そういえば手持ち花火をやるなんて、何年ぶりかな。
小学校のときは毎年やってた気がするけど」
桜田さんが同意するようにいう。
「花火大会とかは見に行っても手持ち花火は結構やらなくなっちゃうものよね」
「そうだよな、せっかくだしいっぱい楽しもうぜ」
さっそく俺は一本手持ち花火を手にとって、アロマトーチの炎に先端の紙をかざすと火が燃え移って、火薬が燃える音とともに盛大に煙を上げながら、炎が噴き出した。
「やっぱ花火は綺麗でいいな」
そうしたら桜田さんが花火を手にとって俺の花火の方へ向けてきた。
「私の花火にも火をつけてよー」
「りょーかい」
俺の手持ち花火から吹き出してる火を桜田さんのお手持ち花火の先端に差し出すと炎が燃え移って、そちらも火と煙と音が吹き出した。

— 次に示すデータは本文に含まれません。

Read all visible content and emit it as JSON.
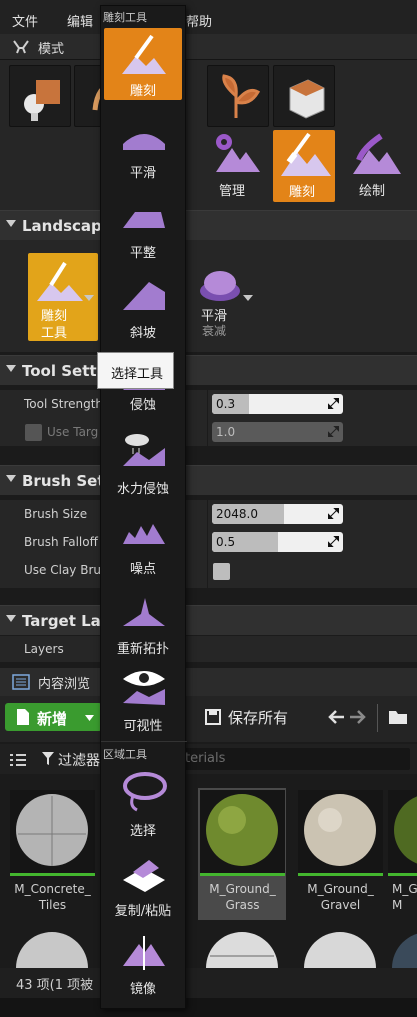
{
  "menubar": {
    "file": "文件",
    "edit": "编辑",
    "help": "帮助"
  },
  "modes": {
    "title": "模式"
  },
  "tool_tabs": [
    {
      "label": "管理",
      "active": false
    },
    {
      "label": "雕刻",
      "active": true
    },
    {
      "label": "绘制",
      "active": false
    }
  ],
  "landscape_section": {
    "title": "Landscape"
  },
  "tool_selector": {
    "tool_label_1": "雕刻",
    "tool_label_2": "工具",
    "falloff_label_1": "平滑",
    "falloff_label_2": "衰减"
  },
  "tool_settings": {
    "title": "Tool Setti",
    "strength_label": "Tool Strength",
    "strength_value": "0.3",
    "strength_fraction": 0.28,
    "use_target_label": "Use Targ",
    "use_target_value": "1.0"
  },
  "brush_settings": {
    "title": "Brush Set",
    "size_label": "Brush Size",
    "size_value": "2048.0",
    "size_fraction": 0.55,
    "falloff_label": "Brush Falloff",
    "falloff_value": "0.5",
    "falloff_fraction": 0.5,
    "clay_label": "Use Clay Bru"
  },
  "target_layers": {
    "title": "Target Lay",
    "layers_label": "Layers"
  },
  "dropdown": {
    "heading_sculpt": "雕刻工具",
    "heading_region": "区域工具",
    "items": [
      "雕刻",
      "平滑",
      "平整",
      "斜坡",
      "侵蚀",
      "水力侵蚀",
      "噪点",
      "重新拓扑",
      "可视性",
      "选择",
      "复制/粘贴",
      "镜像"
    ]
  },
  "tooltip": "选择工具",
  "content_browser": {
    "tab_title": "内容浏览",
    "new_button": "新增",
    "save_all": "保存所有",
    "filters": "过滤器",
    "search_placeholder": "terials",
    "assets": [
      {
        "name_1": "M_Concrete_",
        "name_2": "Tiles",
        "selected": false
      },
      {
        "name_1": "M_Ground_",
        "name_2": "Grass",
        "selected": true
      },
      {
        "name_1": "M_Ground_",
        "name_2": "Gravel",
        "selected": false
      },
      {
        "name_1": "M_G",
        "name_2": "M",
        "selected": false
      }
    ],
    "status": "43 项(1 项被"
  }
}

「静かなキャンプ場での暗闇で吹き出す火花はすてきよね。
花火大会とかの大きな打ちあげ花火や仕掛け花火とは違う綺麗さとか風情があるわよね」
「たしかになー」
そのうち吹き出す火の量が減っていき、消えてしまった。
消えた花火は水の入ったバケツの中に捨てていく。
吹き出し系の花火をバーベキュー場の外側のバーベキューグリルなどがある土の上において火をつければ火が吹き出し僅かな時間の間に様々に色が変わっていく。
「これはこれでやっぱきれいでいいな」
「色がどんどん変わっていくって面白いわよね」
吊るしたヒモをもって人つけるとくるくる回る回転花火やねずみ花火なども交えつつ、手持ち花火をどんどんやっていき最後の締めはやっぱり線香花火だ。
「他の花火に比べると派手じゃないけど、やっぱり線香花火はいいよな」
「そうよね、どっちが落とさないでいられるか競争しましょう」
「よし、やろうぜ」
線香花火にほぼ同時に火をつけてどっちが最後まで落とさないでいけるか。
これもやっぱり楽しい。
ジジと小さく炎を広げる線香花火を揺らさないようにしながらそのもともと小さな火花が更に小さくなっていき球になってなっていき……。
「あっ」
俺のほうが先に落ちてしまった。
「やったー、私の勝ちー」
「むむ、もう一回勝負しようぜ」
「何度やっても無駄よー」
そんな感じで線香花火がなくなるまで俺たちは勝負を続けた。
結果は俺の負けだけど、それはそれとして楽しかったしまあいいか。